Escaping AOL: A Peek Behind the Scenes
As with many newsworthy issues, by the time the word hits the national media, it is old news. The "English-only" policy at Geno's Steaks in South Philly, mentioned in earlier entries, has actually been in effect for six months. Now, the desperate measures that an AOL rep took to try to prevent a user from closing his account have come into the national spotlight. However, in speaking with a colleague who worked for many years at AOL, I learned that this type of thing has been part of their culture for quite some time, and while the company publicly denounces the extreme measures taken by the customer service rep in this situation, they have also set up lucrative incentives for reps who can retain accounts.
My colleague explains it this way:
AOL has made a huge investment in retaining members because the more members they have, the higher the ad rates they can charge. (There is far more money to be made in selling ads than AOL memberships.) Internally, the reps who receive cancellation calls work in what is called a retention queue. Their job is to sell people on the service, so they won't cancel. While making efforts to retain customers is not a bad thing, the real problem was in the way the incentive programs were set up, and the actions of one of the original retention managers. The reps were getting two bonuses, one was 24-hour save bonus, and the other was a quarterly bonus made up of the accounts that the rep in question had kept for 90 days.

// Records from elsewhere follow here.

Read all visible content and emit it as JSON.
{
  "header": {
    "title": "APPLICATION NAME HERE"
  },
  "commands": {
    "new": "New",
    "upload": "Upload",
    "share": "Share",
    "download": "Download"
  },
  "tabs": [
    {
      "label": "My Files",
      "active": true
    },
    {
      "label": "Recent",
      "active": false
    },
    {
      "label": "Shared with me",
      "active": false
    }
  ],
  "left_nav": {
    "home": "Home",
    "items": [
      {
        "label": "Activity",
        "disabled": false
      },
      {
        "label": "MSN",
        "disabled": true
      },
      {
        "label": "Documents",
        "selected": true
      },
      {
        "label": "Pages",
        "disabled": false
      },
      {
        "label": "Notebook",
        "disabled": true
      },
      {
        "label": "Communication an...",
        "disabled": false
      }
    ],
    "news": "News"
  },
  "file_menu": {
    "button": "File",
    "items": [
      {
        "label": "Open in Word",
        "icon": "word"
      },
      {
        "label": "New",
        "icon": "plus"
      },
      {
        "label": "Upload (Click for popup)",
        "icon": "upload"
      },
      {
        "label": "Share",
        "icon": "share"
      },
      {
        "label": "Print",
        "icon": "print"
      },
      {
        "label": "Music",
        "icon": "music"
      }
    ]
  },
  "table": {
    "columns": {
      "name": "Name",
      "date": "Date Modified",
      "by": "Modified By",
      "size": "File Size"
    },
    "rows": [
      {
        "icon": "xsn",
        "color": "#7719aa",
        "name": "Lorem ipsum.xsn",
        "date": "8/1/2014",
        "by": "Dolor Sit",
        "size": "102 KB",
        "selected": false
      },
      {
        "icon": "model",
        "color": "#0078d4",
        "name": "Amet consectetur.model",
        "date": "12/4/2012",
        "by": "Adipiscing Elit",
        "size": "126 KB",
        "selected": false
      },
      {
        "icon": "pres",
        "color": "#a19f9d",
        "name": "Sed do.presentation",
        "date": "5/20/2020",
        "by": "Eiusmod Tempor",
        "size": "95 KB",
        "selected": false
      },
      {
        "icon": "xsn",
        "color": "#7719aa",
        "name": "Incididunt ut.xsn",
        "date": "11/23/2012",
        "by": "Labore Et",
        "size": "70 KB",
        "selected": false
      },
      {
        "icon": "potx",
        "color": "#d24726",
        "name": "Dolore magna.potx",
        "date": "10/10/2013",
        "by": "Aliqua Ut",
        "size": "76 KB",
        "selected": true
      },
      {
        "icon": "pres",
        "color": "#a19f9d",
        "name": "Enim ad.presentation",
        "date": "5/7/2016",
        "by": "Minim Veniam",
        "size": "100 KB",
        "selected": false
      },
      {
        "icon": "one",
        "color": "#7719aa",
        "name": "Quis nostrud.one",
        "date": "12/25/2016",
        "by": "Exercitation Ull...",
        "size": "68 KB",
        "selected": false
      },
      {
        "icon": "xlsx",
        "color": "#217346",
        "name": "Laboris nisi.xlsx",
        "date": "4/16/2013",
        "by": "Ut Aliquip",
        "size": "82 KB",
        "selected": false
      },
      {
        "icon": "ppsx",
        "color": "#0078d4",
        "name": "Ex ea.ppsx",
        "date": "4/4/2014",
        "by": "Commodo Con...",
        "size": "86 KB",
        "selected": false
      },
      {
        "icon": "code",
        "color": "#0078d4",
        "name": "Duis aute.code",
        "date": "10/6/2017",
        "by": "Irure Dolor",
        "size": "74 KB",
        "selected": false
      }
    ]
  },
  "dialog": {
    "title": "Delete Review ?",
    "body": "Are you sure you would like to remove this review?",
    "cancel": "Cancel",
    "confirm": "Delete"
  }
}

The guy who was the retention manager easily met his first quarterly goals, which were pretty low. Then the game started to get elevated, with no internal controls on rep behavior. There was a period where reps were abusing the system by telling the customer they were canceling an account when they really weren't. The reason for this was twofold; first the management was putting high pressure on the reps to retain accounts, otherwise people would be fired. So the reps started to cut corners and game the system to their advantage. Second thing is the incentive for the 24-hour save was greater than the 90 day incentive. We had retention reps who were making close to, if not more than $100,000 a year, due to bonuses and incentives. Basically it boiled down to no internal controls to prevent negative behavior and plain old greed.
So, a situation that AOL tried to make appear to be simply the fault of a bad customer service rep, is in actuality part of their corporate culture. Pretty pathetic.